Cet entretien est accordé au portail géopolitique grec Geopolitics & Daily News
Question : – Dr. Douguine, ces dernières années, nous avons été témoins d’une tension croissante entre les États-Unis, l’UE et la Russie. Certains disent que cela rappelle « l’époque de la guerre froide ». Partagez-vous la même opinion ou y a-t-il quelque chose de plus ?
Alexandre Douguine : – La guerre froide était la confrontation entre deux camps idéologiques. Maintenant, il n’y a plus de distinction claire dans le domaine de l’idéologie, mais plutôt deux versions de la même démocratie libérale – avancée dans le cas des États-Unis et de l’UE et retardée dans le cas de la Russie.
Nous supposerions donc que cela devrait réduire considérablement la tension. Mais ce n’est pas le cas. Nous devons alors chercher la raison des tensions croissantes dans un autre domaine que l’idéologie.
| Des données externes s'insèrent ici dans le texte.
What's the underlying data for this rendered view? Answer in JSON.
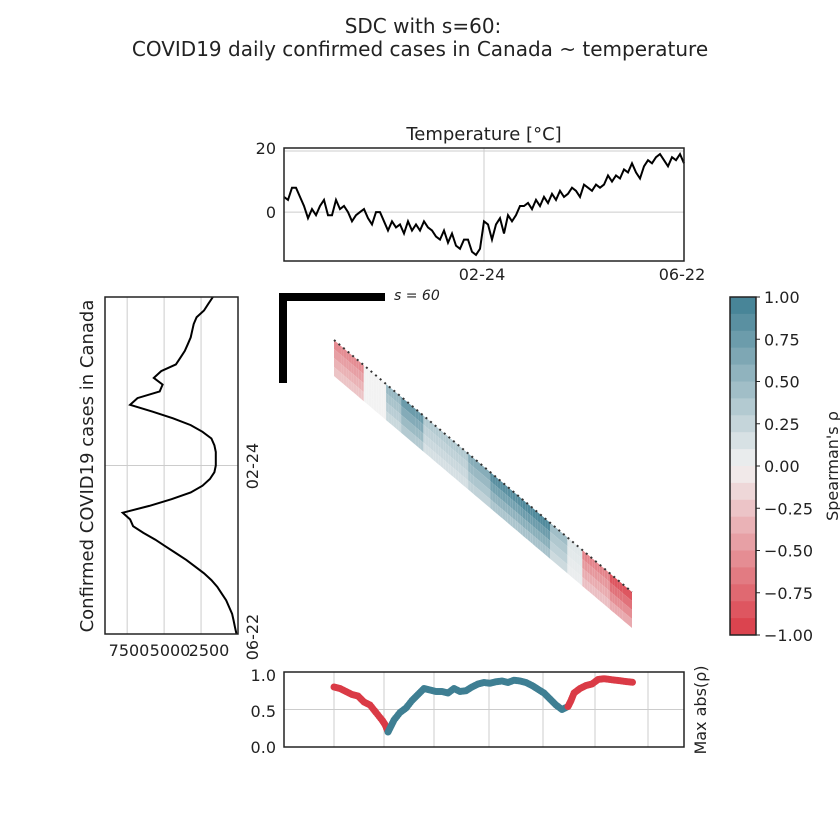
{
  "title_line1": "SDC with s=60:",
  "title_line2": "COVID19 daily confirmed cases in Canada ~ temperature",
  "colors": {
    "positive": "#3f7f93",
    "negative": "#da3b46",
    "neutral": "#f2f2f2",
    "line": "#000000",
    "grid": "#cccccc"
  },
  "s_label": "s = 60",
  "chart_data": [
    {
      "id": "temperature",
      "type": "line",
      "title": "Temperature [°C]",
      "ylim": [
        -16,
        21
      ],
      "yticks": [
        "20",
        "0"
      ],
      "ytick_values": [
        20,
        0
      ],
      "xticks": [
        "02-24",
        "06-22"
      ],
      "xtick_values": [
        0.5,
        1.0
      ],
      "x": [
        0,
        0.01,
        0.02,
        0.03,
        0.04,
        0.05,
        0.06,
        0.07,
        0.08,
        0.09,
        0.1,
        0.11,
        0.12,
        0.13,
        0.14,
        0.15,
        0.16,
        0.17,
        0.18,
        0.19,
        0.2,
        0.21,
        0.22,
        0.23,
        0.24,
        0.25,
        0.26,
        0.27,
        0.28,
        0.29,
        0.3,
        0.31,
        0.32,
        0.33,
        0.34,
        0.35,
        0.36,
        0.37,
        0.38,
        0.39,
        0.4,
        0.41,
        0.42,
        0.43,
        0.44,
        0.45,
        0.46,
        0.47,
        0.48,
        0.49,
        0.5,
        0.51,
        0.52,
        0.53,
        0.54,
        0.55,
        0.56,
        0.57,
        0.58,
        0.59,
        0.6,
        0.61,
        0.62,
        0.63,
        0.64,
        0.65,
        0.66,
        0.67,
        0.68,
        0.69,
        0.7,
        0.71,
        0.72,
        0.73,
        0.74,
        0.75,
        0.76,
        0.77,
        0.78,
        0.79,
        0.8,
        0.81,
        0.82,
        0.83,
        0.84,
        0.85,
        0.86,
        0.87,
        0.88,
        0.89,
        0.9,
        0.91,
        0.92,
        0.93,
        0.94,
        0.95,
        0.96,
        0.97,
        0.98,
        0.99,
        1.0
      ],
      "values": [
        5,
        4,
        8,
        8,
        5,
        2,
        -2,
        1,
        -1,
        2,
        4,
        -1,
        -1,
        4,
        1,
        2,
        0,
        -3,
        -1,
        0,
        1,
        -2,
        -4,
        0,
        0,
        -3,
        -6,
        -3,
        -5,
        -4,
        -7,
        -3,
        -6,
        -4,
        -6,
        -3,
        -5,
        -6,
        -8,
        -9,
        -6,
        -10,
        -7,
        -11,
        -12,
        -9,
        -9,
        -13,
        -14,
        -12,
        -3,
        -4,
        -9,
        -4,
        -2,
        -7,
        -1,
        -3,
        -1,
        2,
        2,
        3,
        1,
        4,
        2,
        5,
        3,
        6,
        4,
        7,
        5,
        6,
        8,
        7,
        5,
        9,
        8,
        7,
        9,
        8,
        9,
        12,
        10,
        12,
        11,
        14,
        13,
        16,
        13,
        11,
        15,
        17,
        16,
        18,
        19,
        17,
        15,
        18,
        17,
        19,
        16
      ],
      "series": [
        {
          "name": "",
          "color": "#000000"
        }
      ]
    },
    {
      "id": "cases",
      "type": "line",
      "orientation": "vertical",
      "ylabel": "Confirmed COVID19 cases in Canada",
      "xticks": [
        "7500",
        "5000",
        "2500"
      ],
      "xtick_values": [
        7500,
        5000,
        2500
      ],
      "xlim": [
        9000,
        0
      ],
      "yticks": [
        "02-24",
        "06-22"
      ],
      "t": [
        0,
        0.02,
        0.04,
        0.06,
        0.08,
        0.1,
        0.12,
        0.14,
        0.16,
        0.18,
        0.2,
        0.22,
        0.24,
        0.26,
        0.28,
        0.3,
        0.32,
        0.34,
        0.36,
        0.38,
        0.4,
        0.42,
        0.44,
        0.46,
        0.48,
        0.5,
        0.52,
        0.54,
        0.56,
        0.58,
        0.6,
        0.62,
        0.64,
        0.66,
        0.68,
        0.7,
        0.72,
        0.74,
        0.76,
        0.78,
        0.8,
        0.82,
        0.84,
        0.86,
        0.88,
        0.9,
        0.92,
        0.94,
        0.96,
        0.98,
        1.0
      ],
      "values": [
        1700,
        2000,
        2300,
        2800,
        3000,
        3100,
        3200,
        3400,
        3600,
        3900,
        4200,
        5200,
        5700,
        5100,
        5300,
        6800,
        7300,
        5800,
        4400,
        3200,
        2400,
        1800,
        1600,
        1500,
        1500,
        1500,
        1600,
        1900,
        2400,
        3200,
        4500,
        6000,
        7800,
        7300,
        7100,
        6400,
        5600,
        4900,
        4200,
        3500,
        2900,
        2300,
        1800,
        1400,
        1100,
        800,
        600,
        400,
        300,
        200,
        100
      ],
      "series": [
        {
          "name": "",
          "color": "#000000"
        }
      ]
    },
    {
      "id": "colorbar",
      "type": "colorbar",
      "label": "Spearman's ρ",
      "ticks": [
        "1.00",
        "0.75",
        "0.50",
        "0.25",
        "0.00",
        "−0.25",
        "−0.50",
        "−0.75",
        "−1.00"
      ],
      "tick_values": [
        1,
        0.75,
        0.5,
        0.25,
        0,
        -0.25,
        -0.5,
        -0.75,
        -1
      ],
      "ylim": [
        -1,
        1
      ]
    },
    {
      "id": "sdc_heatmap",
      "type": "heatmap",
      "segments": [
        {
          "start": 0.0,
          "end": 0.1,
          "rho": -0.55
        },
        {
          "start": 0.1,
          "end": 0.17,
          "rho": 0.0
        },
        {
          "start": 0.17,
          "end": 0.22,
          "rho": 0.5
        },
        {
          "start": 0.22,
          "end": 0.3,
          "rho": 0.75
        },
        {
          "start": 0.3,
          "end": 0.45,
          "rho": 0.35
        },
        {
          "start": 0.45,
          "end": 0.52,
          "rho": 0.6
        },
        {
          "start": 0.52,
          "end": 0.62,
          "rho": 0.85
        },
        {
          "start": 0.62,
          "end": 0.72,
          "rho": 0.9
        },
        {
          "start": 0.72,
          "end": 0.78,
          "rho": 0.45
        },
        {
          "start": 0.78,
          "end": 0.83,
          "rho": 0.1
        },
        {
          "start": 0.83,
          "end": 0.92,
          "rho": -0.6
        },
        {
          "start": 0.92,
          "end": 1.0,
          "rho": -0.85
        }
      ]
    },
    {
      "id": "max_abs",
      "type": "scatter",
      "ylabel": "Max abs(ρ)",
      "ylim": [
        0,
        1
      ],
      "yticks": [
        "1.0",
        "0.5",
        "0.0"
      ],
      "ytick_values": [
        1.0,
        0.5,
        0.0
      ],
      "x": [
        0.0,
        0.02,
        0.04,
        0.06,
        0.08,
        0.1,
        0.12,
        0.14,
        0.16,
        0.17,
        0.18,
        0.19,
        0.2,
        0.22,
        0.24,
        0.26,
        0.28,
        0.3,
        0.32,
        0.34,
        0.36,
        0.38,
        0.4,
        0.42,
        0.44,
        0.46,
        0.48,
        0.5,
        0.52,
        0.54,
        0.56,
        0.58,
        0.6,
        0.62,
        0.64,
        0.66,
        0.68,
        0.7,
        0.72,
        0.74,
        0.76,
        0.78,
        0.79,
        0.8,
        0.82,
        0.84,
        0.86,
        0.88,
        0.9,
        0.92,
        0.94,
        0.96,
        0.98,
        1.0
      ],
      "values": [
        0.8,
        0.78,
        0.74,
        0.7,
        0.68,
        0.6,
        0.56,
        0.46,
        0.36,
        0.3,
        0.2,
        0.28,
        0.36,
        0.46,
        0.52,
        0.62,
        0.7,
        0.78,
        0.76,
        0.74,
        0.74,
        0.72,
        0.78,
        0.74,
        0.75,
        0.8,
        0.84,
        0.86,
        0.85,
        0.87,
        0.88,
        0.86,
        0.89,
        0.88,
        0.86,
        0.82,
        0.77,
        0.72,
        0.64,
        0.56,
        0.5,
        0.54,
        0.62,
        0.72,
        0.78,
        0.82,
        0.84,
        0.9,
        0.91,
        0.9,
        0.89,
        0.88,
        0.87,
        0.86
      ],
      "colors": [
        "#da3b46",
        "#da3b46",
        "#da3b46",
        "#da3b46",
        "#da3b46",
        "#da3b46",
        "#da3b46",
        "#da3b46",
        "#da3b46",
        "#da3b46",
        "#3f7f93",
        "#3f7f93",
        "#3f7f93",
        "#3f7f93",
        "#3f7f93",
        "#3f7f93",
        "#3f7f93",
        "#3f7f93",
        "#3f7f93",
        "#3f7f93",
        "#3f7f93",
        "#3f7f93",
        "#3f7f93",
        "#3f7f93",
        "#3f7f93",
        "#3f7f93",
        "#3f7f93",
        "#3f7f93",
        "#3f7f93",
        "#3f7f93",
        "#3f7f93",
        "#3f7f93",
        "#3f7f93",
        "#3f7f93",
        "#3f7f93",
        "#3f7f93",
        "#3f7f93",
        "#3f7f93",
        "#3f7f93",
        "#3f7f93",
        "#3f7f93",
        "#da3b46",
        "#da3b46",
        "#da3b46",
        "#da3b46",
        "#da3b46",
        "#da3b46",
        "#da3b46",
        "#da3b46",
        "#da3b46",
        "#da3b46",
        "#da3b46",
        "#da3b46",
        "#da3b46"
      ]
    }
  ]
}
Le plus probable est que les raisons de la « nouvelle guerre froide » sont cette fois géopolitiques.
Mais il est légitime de poser la question.
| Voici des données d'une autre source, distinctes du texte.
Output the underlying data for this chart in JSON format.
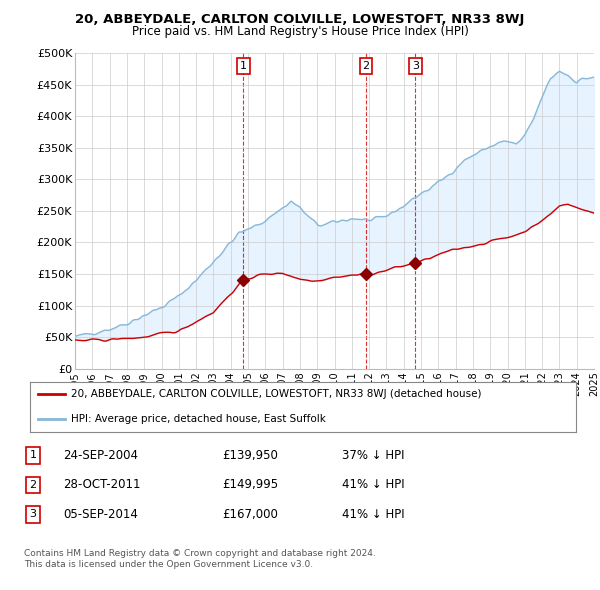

Est-ce qu’en réalité ce n’était pas une guerre froide idéologique entre le capitalisme et le socialisme, mais plutôt dans le contexte historique beaucoup plus large du moment, une Grande Guerre des Continents (GWoC) ?
Cette GWoC est la base même de la compréhension géopolitique de l’histoire – pouvoir maritime contre pouvoir continental, Eurasiste contre Atlantique. Si nous pouvons nous accorder là-dessus, tout devient logique et clair. Il y a la bataille éternelle entre deux types de civilisations – la civilisation de la mer dynamique (progressiste et marchande) et la civilisation territoriale statique (conservatrice et héroïque) : Carthage contre Rome, Athènes contre Sparte [dans ces deux cas la victoire est revenue aux forces territoriales, NdT ].
Ainsi, la nouvelle escalade est le résultat de la renaissance de la Russie après le coup mortel qu’elle a reçu dans les années 1990. C’est le retour du pouvoir tellurique, la nouvelle montée en puissance de l’Eurasie qui est le principal fait expliquant cette nouvelle guerre froide. C’est, en fait, la vieille guerre froide, la guerre froide « éternelle ». Dans la décennie 1990, il y avait un semblant de victoire irrévocable du pouvoir maritime – d’où la mondialisation et l’unipolarité.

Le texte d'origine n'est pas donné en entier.